I run chess engine tournaments using the Cute Chess GUI.
Structure
- Tournament
- Regular
- 12 Engines per Division
- Type = Round Robin
- Rounds = 100
- Games Per Encounter = 2
- Play Each Opening = 2 Times
- Swap Sides = Checked
- 2,200 Games per Engine = 13,200 Games per Tournament
- Cross-Division
- 6 Engines
- 3 from Upper Division
- 3 from Lower Division
- Type = Round Robin
- Rounds = 100
- Games Per Encounter = 2
- Play Each Opening = 2 Times
- Swap Sides = Checked
- 1,000 Games per Engine = 3,000 Games per Tournament
- Regular
- Time Control
- Moves = Whole Game
- Bullet = 2 min/game + 1 sec/move
- Blitz = 5 min/game + 3 sec/move
- Rapid = 14 min/game + 7 sec/move
- Opening Suite
- PGN / EPD = Arasan.pgn
- Depth = 99 Plies
- Order = Random
- Opening Book = None
- Draw Adjudication (Move Number) = Off
- Resign Adjudication (Move Number) = Off
- Thinking on Opponent’s Time = Unchecked
Multithreading
I configure all engines to run using a single CPU core. My Chess PC has 64 cores (128 logical processors with hyper-threading). I configure Cute Chess to use 60 cores via Tools > Settings > Tournaments > Maximum Number of Concurrent Games. This leaves 4 cores for the operating system and other applications.
Quality Control
Ideally, shortly after a tournament begins, I search its PGN file for the following phrases to find games that terminated prematurely due to buggy engines.
- abandon
- stall
- disconnect
- forfeit
If any engine repeatedly causes such terminations, I remove the engine from my PC (to prevent accidentally including it in future tournaments), download a replacement engine of similar strength, and restart the tournament. If I don’t notice premature terminations until the tournament has progressed significantly, I’ll wait for the tournament to complete, remove the buggy engine’s games (using Hiarcs Chess Explorer Pro), then run a gauntlet tournament for a replacement engine matched against the same opponents of the buggy engine.

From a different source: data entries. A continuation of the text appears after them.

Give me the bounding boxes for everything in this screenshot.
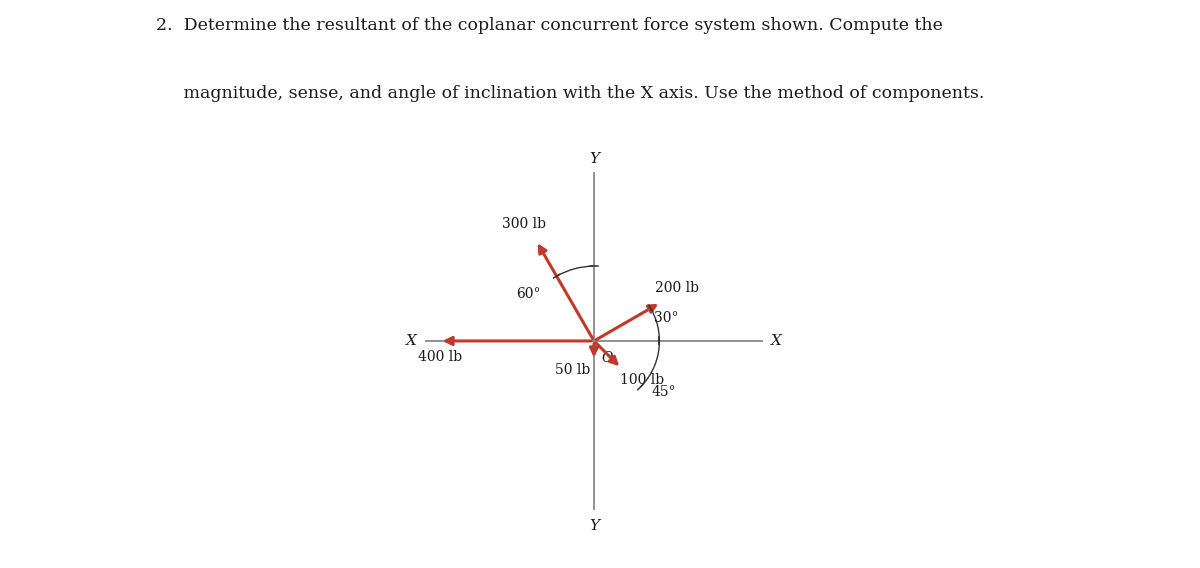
Text: 400 lb: 400 lb — [418, 350, 462, 364]
Text: Y: Y — [589, 152, 599, 166]
Text: O: O — [601, 352, 612, 365]
Text: 300 lb: 300 lb — [503, 218, 546, 231]
Text: 45°: 45° — [652, 385, 677, 399]
Text: 100 lb: 100 lb — [620, 373, 665, 387]
Text: 200 lb: 200 lb — [655, 281, 700, 295]
Text: X: X — [770, 334, 781, 348]
Text: X: X — [407, 334, 418, 348]
Text: 50 lb: 50 lb — [556, 362, 590, 377]
Text: 2.  Determine the resultant of the coplanar concurrent force system shown. Compu: 2. Determine the resultant of the coplan… — [156, 17, 943, 34]
Text: 60°: 60° — [516, 287, 541, 301]
Text: 30°: 30° — [654, 311, 679, 324]
Text: magnitude, sense, and angle of inclination with the X axis. Use the method of co: magnitude, sense, and angle of inclinati… — [156, 85, 984, 102]
Text: Y: Y — [589, 519, 599, 533]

This eliminates invalid games that artificially raise the rating of other engines by crediting them a cheap win. I am willing to tolerate a few prematurely terminated games per engine. However, any engine with a failure rate higher than one half of one percent reduces the reliability of my rating lists, so I replace the buggy engine with a reliable engine of similar playing strength.